Eh eh eh, tau – taunya diterima di pilihan
yang kedua. Pertamanya agak gimana gitu, soalnya dulu waktu masih SMA
sama sekali tak terbanyang dipikiranku untuk masuk ilmu murni, penginnya
pendidikan, karena dari kecil aku dah bercita – cita untuk menjadi
seorang guru. Tapi mungkin takdir
berkehendak lain, masuk murni deh akhirnya… Sempat sebelum daftar ulang banyak teman – temanku yang bertanya, “yakin, kamu mau masuk murni?”, mungkin pertanyaan itu untuk menyakinkanku. Dan setelah aku jawab dengan insya alloh, mereka pun tak berhenti untuk bartanya. Pertanyaan yang terlontar dari mereka selanjutnya adalah “Mau kerja apa kamu setelah lulus dari matematika murni?”. Jujur aja, aku pun bingung untuk menjawabnya. Sama sekali tak ada bayangan dibenakku mau kerja apa kalau udah lulus nanti. Ada yang bilang juga katanya kalau matematika murni itu lebih susah. Entah kenapa ya anggapan – anggapan dari temen – temenku itu masuk dari telinga kanan dan kemudian keluar melalui telinga kiri, ilang begitu saja, dan nggak aku pikirkan…. Secara ya, mungkin aku menganggap anggapan – anggapan seperti itu yang membuat pesimis! Tapi untungnya, aku punya seorang ayah yang bener – bener the best dah, beliau mendukungku untuk tetap masuk ke matematika murni, dan beliau pun berkata menyakinkan, “Matematika murni kan juga bisa bekerja di BPS”. Mungkin hanya satu lapangan pekerjaan yang beliau kasih sebagai gambaranku ke depan, tapi dari situ aku menemukan semangat!!!!!!!

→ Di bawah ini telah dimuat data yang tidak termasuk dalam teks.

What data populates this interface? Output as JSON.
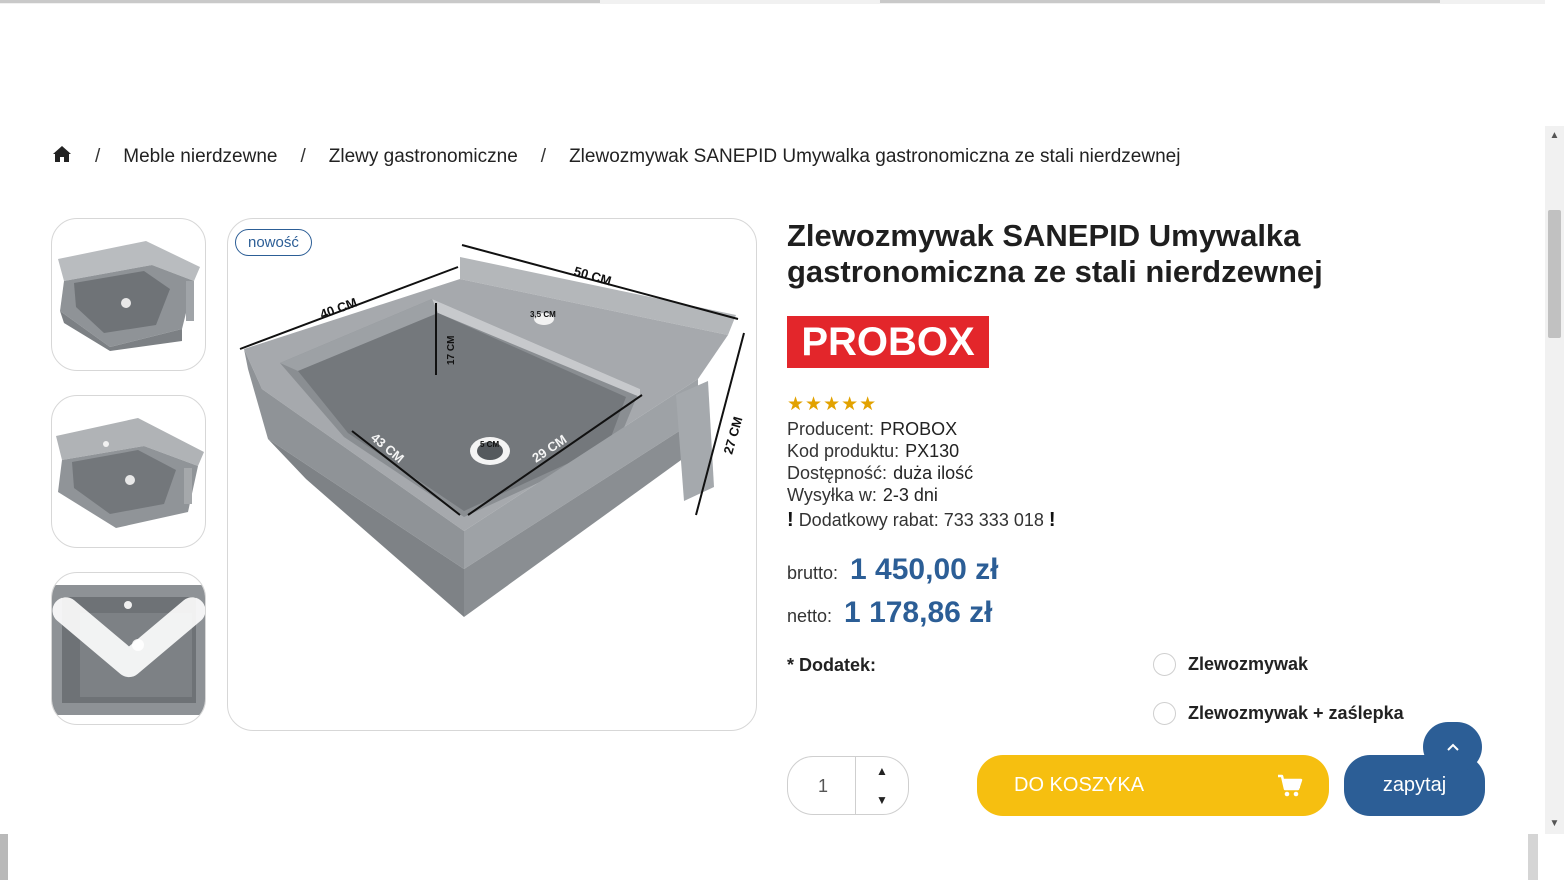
{
  "breadcrumb": {
    "home_icon": "home-icon",
    "separator": "/",
    "items": [
      "Meble nierdzewne",
      "Zlewy gastronomiczne",
      "Zlewozmywak SANEPID Umywalka gastronomiczna ze stali nierdzewnej"
    ]
  },
  "gallery": {
    "badge": "nowość",
    "dimensions": {
      "width": "50 CM",
      "depth": "40 CM",
      "height": "27 CM",
      "bowl_depth": "17 CM",
      "bowl_length": "43 CM",
      "bowl_width": "29 CM",
      "hole_small": "3,5 CM",
      "drain": "5 CM"
    },
    "thumb_nav_icon": "chevron-down-icon"
  },
  "product": {
    "title": "Zlewozmywak SANEPID Umywalka gastronomiczna ze stali nierdzewnej",
    "brand_logo": "PROBOX",
    "rating": "★★★★★",
    "info": [
      {
        "label": "Producent:",
        "value": "PROBOX"
      },
      {
        "label": "Kod produktu:",
        "value": "PX130"
      },
      {
        "label": "Dostępność:",
        "value": "duża ilość"
      },
      {
        "label": "Wysyłka w:",
        "value": "2-3 dni"
      }
    ],
    "discount": {
      "mark": "!",
      "text": "Dodatkowy rabat: 733 333 018"
    },
    "price": {
      "gross_label": "brutto:",
      "gross": "1 450,00 zł",
      "net_label": "netto:",
      "net": "1 178,86 zł"
    },
    "addon": {
      "label": "* Dodatek:",
      "options": [
        "Zlewozmywak",
        "Zlewozmywak + zaślepka"
      ]
    },
    "quantity": "1",
    "cart_button": "DO KOSZYKA",
    "cart_icon": "cart-icon",
    "ask_button": "zapytaj",
    "to_top_icon": "chevron-up-icon"
  },
  "colors": {
    "accent_blue": "#2c5e96",
    "cart_yellow": "#f6bf10",
    "brand_red": "#e3262b",
    "star": "#e2a200"
  }
}
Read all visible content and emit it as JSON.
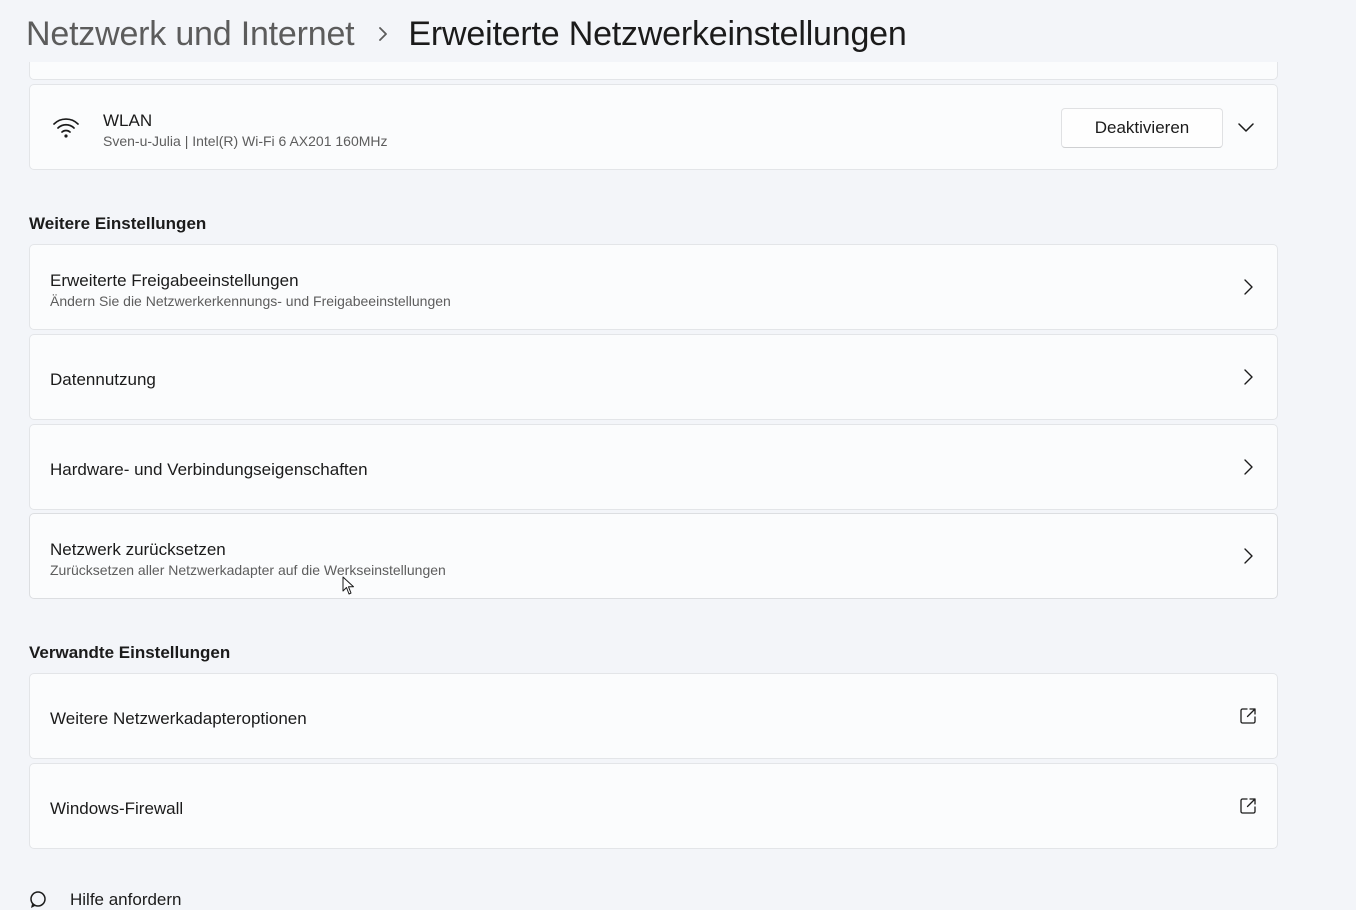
{
  "header": {
    "parent": "Netzwerk und Internet",
    "current": "Erweiterte Netzwerkeinstellungen"
  },
  "adapter": {
    "name": "WLAN",
    "description": "Sven-u-Julia | Intel(R) Wi-Fi 6 AX201 160MHz",
    "button_label": "Deaktivieren",
    "icon": "wifi-icon"
  },
  "more_settings": {
    "heading": "Weitere Einstellungen",
    "items": [
      {
        "title": "Erweiterte Freigabeeinstellungen",
        "subtitle": "Ändern Sie die Netzwerkerkennungs- und Freigabeeinstellungen",
        "icon": "chevron-right-icon"
      },
      {
        "title": "Datennutzung",
        "icon": "chevron-right-icon"
      },
      {
        "title": "Hardware- und Verbindungseigenschaften",
        "icon": "chevron-right-icon"
      },
      {
        "title": "Netzwerk zurücksetzen",
        "subtitle": "Zurücksetzen aller Netzwerkadapter auf die Werkseinstellungen",
        "icon": "chevron-right-icon"
      }
    ]
  },
  "related_settings": {
    "heading": "Verwandte Einstellungen",
    "items": [
      {
        "title": "Weitere Netzwerkadapteroptionen",
        "icon": "external-link-icon"
      },
      {
        "title": "Windows-Firewall",
        "icon": "external-link-icon"
      }
    ]
  },
  "footer": {
    "help_label": "Hilfe anfordern",
    "icon": "help-icon"
  }
}
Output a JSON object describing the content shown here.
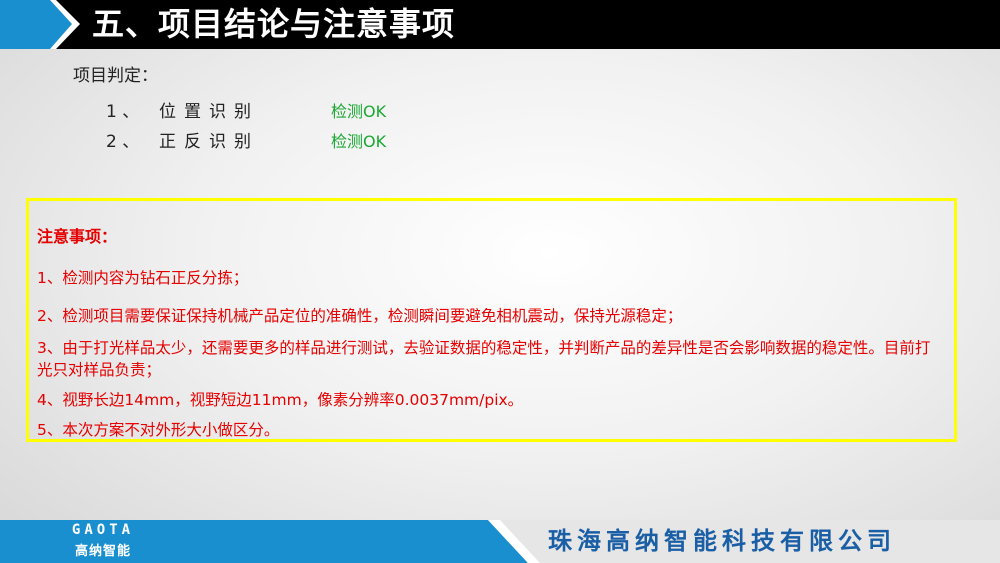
{
  "header": {
    "title": "五、项目结论与注意事项"
  },
  "judgement": {
    "heading": "项目判定：",
    "rows": [
      {
        "num": "1 、",
        "item": "位置识别",
        "result": "检测OK"
      },
      {
        "num": "2 、",
        "item": "正反识别",
        "result": "检测OK"
      }
    ]
  },
  "notice": {
    "title": "注意事项：",
    "lines": [
      "1、检测内容为钻石正反分拣；",
      "2、检测项目需要保证保持机械产品定位的准确性，检测瞬间要避免相机震动，保持光源稳定；",
      "3、由于打光样品太少，还需要更多的样品进行测试，去验证数据的稳定性，并判断产品的差异性是否会影响数据的稳定性。目前打光只对样品负责；",
      "4、视野长边14mm，视野短边11mm，像素分辨率0.0037mm/pix。",
      "5、本次方案不对外形大小做区分。"
    ]
  },
  "footer": {
    "logo_text": "GAOTA",
    "logo_sub": "高纳智能",
    "company": "珠海高纳智能科技有限公司"
  },
  "colors": {
    "header_bg": "#000000",
    "accent_blue": "#1a8fd0",
    "notice_border": "#ffff00",
    "notice_text": "#e60000",
    "ok_text": "#1aa832",
    "company_text": "#1a5fa6"
  }
}
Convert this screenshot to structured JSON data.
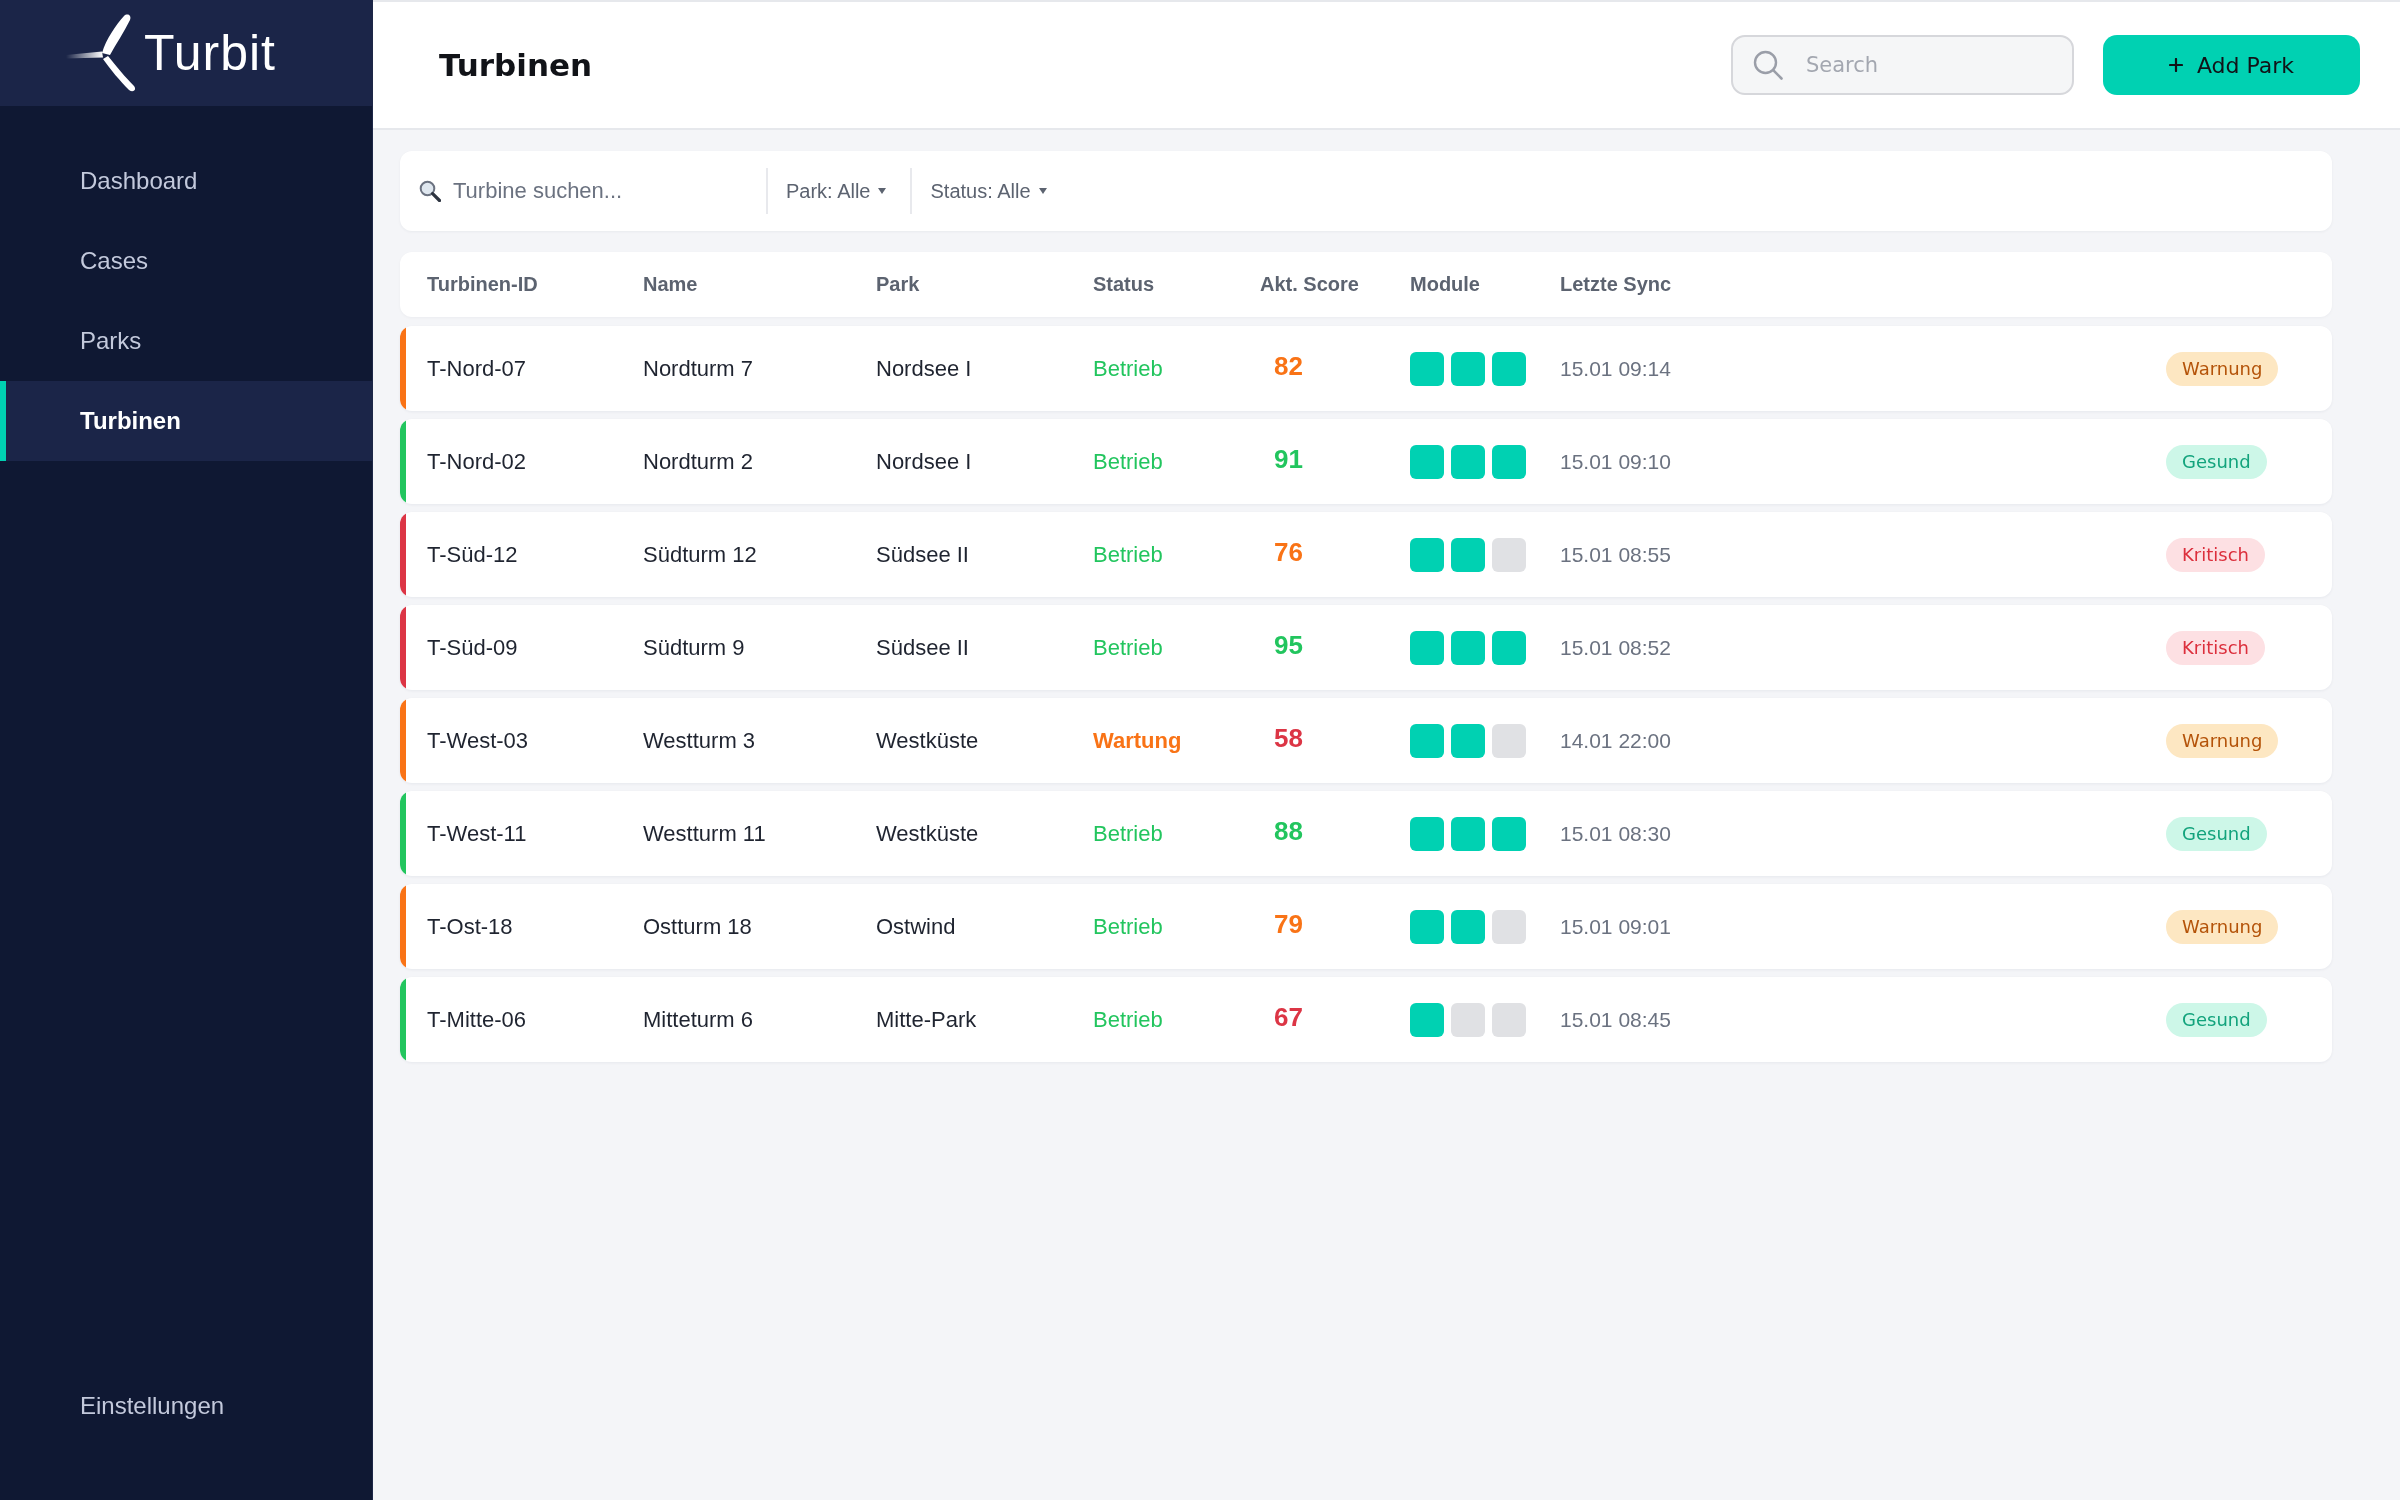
{
  "sidebar": {
    "logo": {
      "text": "Turbit"
    },
    "items": [
      {
        "label": "Dashboard",
        "selected": false
      },
      {
        "label": "Cases",
        "selected": false
      },
      {
        "label": "Parks",
        "selected": false
      },
      {
        "label": "Turbinen",
        "selected": true
      }
    ],
    "footer_items": [
      {
        "label": "Einstellungen",
        "selected": false
      }
    ]
  },
  "header": {
    "title": "Turbinen",
    "search": {
      "placeholder": "Search"
    },
    "add_button": {
      "label": "Add Park"
    }
  },
  "filters": {
    "search": {
      "placeholder": "Turbine suchen..."
    },
    "dropdowns": [
      {
        "label": "Park: Alle"
      },
      {
        "label": "Status: Alle"
      }
    ]
  },
  "table": {
    "columns": [
      "Turbinen-ID",
      "Name",
      "Park",
      "Status",
      "Akt. Score",
      "Module",
      "Letzte Sync"
    ],
    "rows": [
      {
        "color": "#f97316",
        "id": "T-Nord-07",
        "name": "Nordturm 7",
        "park": "Nordsee I",
        "status": {
          "label": "Betrieb",
          "kind": "running"
        },
        "score": {
          "value": "82",
          "color": "#f97316"
        },
        "modules": [
          {
            "on": true
          },
          {
            "on": true
          },
          {
            "on": true
          }
        ],
        "sync": "15.01 09:14",
        "badge": {
          "label": "Warnung",
          "kind": "warning"
        }
      },
      {
        "color": "#22c55e",
        "id": "T-Nord-02",
        "name": "Nordturm 2",
        "park": "Nordsee I",
        "status": {
          "label": "Betrieb",
          "kind": "running"
        },
        "score": {
          "value": "91",
          "color": "#22c55e"
        },
        "modules": [
          {
            "on": true
          },
          {
            "on": true
          },
          {
            "on": true
          }
        ],
        "sync": "15.01 09:10",
        "badge": {
          "label": "Gesund",
          "kind": "healthy"
        }
      },
      {
        "color": "#dc3545",
        "id": "T-Süd-12",
        "name": "Südturm 12",
        "park": "Südsee II",
        "status": {
          "label": "Betrieb",
          "kind": "running"
        },
        "score": {
          "value": "76",
          "color": "#f97316"
        },
        "modules": [
          {
            "on": true
          },
          {
            "on": true
          },
          {
            "on": false
          }
        ],
        "sync": "15.01 08:55",
        "badge": {
          "label": "Kritisch",
          "kind": "critical"
        }
      },
      {
        "color": "#dc3545",
        "id": "T-Süd-09",
        "name": "Südturm 9",
        "park": "Südsee II",
        "status": {
          "label": "Betrieb",
          "kind": "running"
        },
        "score": {
          "value": "95",
          "color": "#22c55e"
        },
        "modules": [
          {
            "on": true
          },
          {
            "on": true
          },
          {
            "on": true
          }
        ],
        "sync": "15.01 08:52",
        "badge": {
          "label": "Kritisch",
          "kind": "critical"
        }
      },
      {
        "color": "#f97316",
        "id": "T-West-03",
        "name": "Westturm 3",
        "park": "Westküste",
        "status": {
          "label": "Wartung",
          "kind": "maintenance"
        },
        "score": {
          "value": "58",
          "color": "#dc3545"
        },
        "modules": [
          {
            "on": true
          },
          {
            "on": true
          },
          {
            "on": false
          }
        ],
        "sync": "14.01 22:00",
        "badge": {
          "label": "Warnung",
          "kind": "warning"
        }
      },
      {
        "color": "#22c55e",
        "id": "T-West-11",
        "name": "Westturm 11",
        "park": "Westküste",
        "status": {
          "label": "Betrieb",
          "kind": "running"
        },
        "score": {
          "value": "88",
          "color": "#22c55e"
        },
        "modules": [
          {
            "on": true
          },
          {
            "on": true
          },
          {
            "on": true
          }
        ],
        "sync": "15.01 08:30",
        "badge": {
          "label": "Gesund",
          "kind": "healthy"
        }
      },
      {
        "color": "#f97316",
        "id": "T-Ost-18",
        "name": "Ostturm 18",
        "park": "Ostwind",
        "status": {
          "label": "Betrieb",
          "kind": "running"
        },
        "score": {
          "value": "79",
          "color": "#f97316"
        },
        "modules": [
          {
            "on": true
          },
          {
            "on": true
          },
          {
            "on": false
          }
        ],
        "sync": "15.01 09:01",
        "badge": {
          "label": "Warnung",
          "kind": "warning"
        }
      },
      {
        "color": "#22c55e",
        "id": "T-Mitte-06",
        "name": "Mitteturm 6",
        "park": "Mitte-Park",
        "status": {
          "label": "Betrieb",
          "kind": "running"
        },
        "score": {
          "value": "67",
          "color": "#dc3545"
        },
        "modules": [
          {
            "on": true
          },
          {
            "on": false
          },
          {
            "on": false
          }
        ],
        "sync": "15.01 08:45",
        "badge": {
          "label": "Gesund",
          "kind": "healthy"
        }
      }
    ]
  }
}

Rasanya lumayan sakit hati juga sih sama pertanyaan dari teman – teman, “Mau kerja apa kamu ambil matematika murni?”….Oh ya, kebanyakan yang melontarkan pertanyaan seperti itu adalah teman – temanku yang masuk ke jalur pendidikan dari berbagai jurusan di FMIPA. Lalu muncul pertanyaan dalam benakku tapi tak kulontarkan kepada mereka. Pertanyaan itu adalah “emang pekerjaan itu cuma guru ya?”. Kalo sekarang mengingat pertanyaan itu rasanya berpikiran “begitu polosnya diriku dulu” wkwkwkwkwkw!
OK, next……. karena lumayan sakit hati ni ya, akhirnya aku curhat ke seseorang yang aku kenal lewat dunia maya. Dia adalah mahasiswa Ekonomi dari Universitas yang terkemuka di Indonesia. Setelah aku menceritakannya, dia malah ketawa. Dia nggak tertawa karena ceritaku, melainkan tertawa akan pertanyaan dari teman – temanku, “Mau kerja apa kamu ambil matematika murni?”. Sejujurnya aku bingung, apa yang dia tertawakan, kenapa dia menertawakan pertanyaan itu?. Dia malah berkata, seandainya dia disuruh milih masuk pendidikan atau murni, dia tetap memilih murni, kenapa? Kata dia, jika kita masuk ilmu murni maka materi yang dipelajari lebih luas dan kita diajarkan bagaimana penerapannya di lapangan, dari itu semua menjadikan prospek kedepan untuk lulusan murni jauh lebih luas dibandingkan dengan pendidikan ( karena basicnya udah berbeda ). Karena dia anak sosial, dia mengaku iri dengan anak – anak eksak terutama matematika, karena kami dari orang – orang eksak bisa masuk ke lapangan pekerjaannya tetapi belum tentu yang anak – anak sosial bisa masuk ke lapangan pekerjaan kami. Anak murni juga masih bisa menjadi tenaga pendidik, misalnya dosen.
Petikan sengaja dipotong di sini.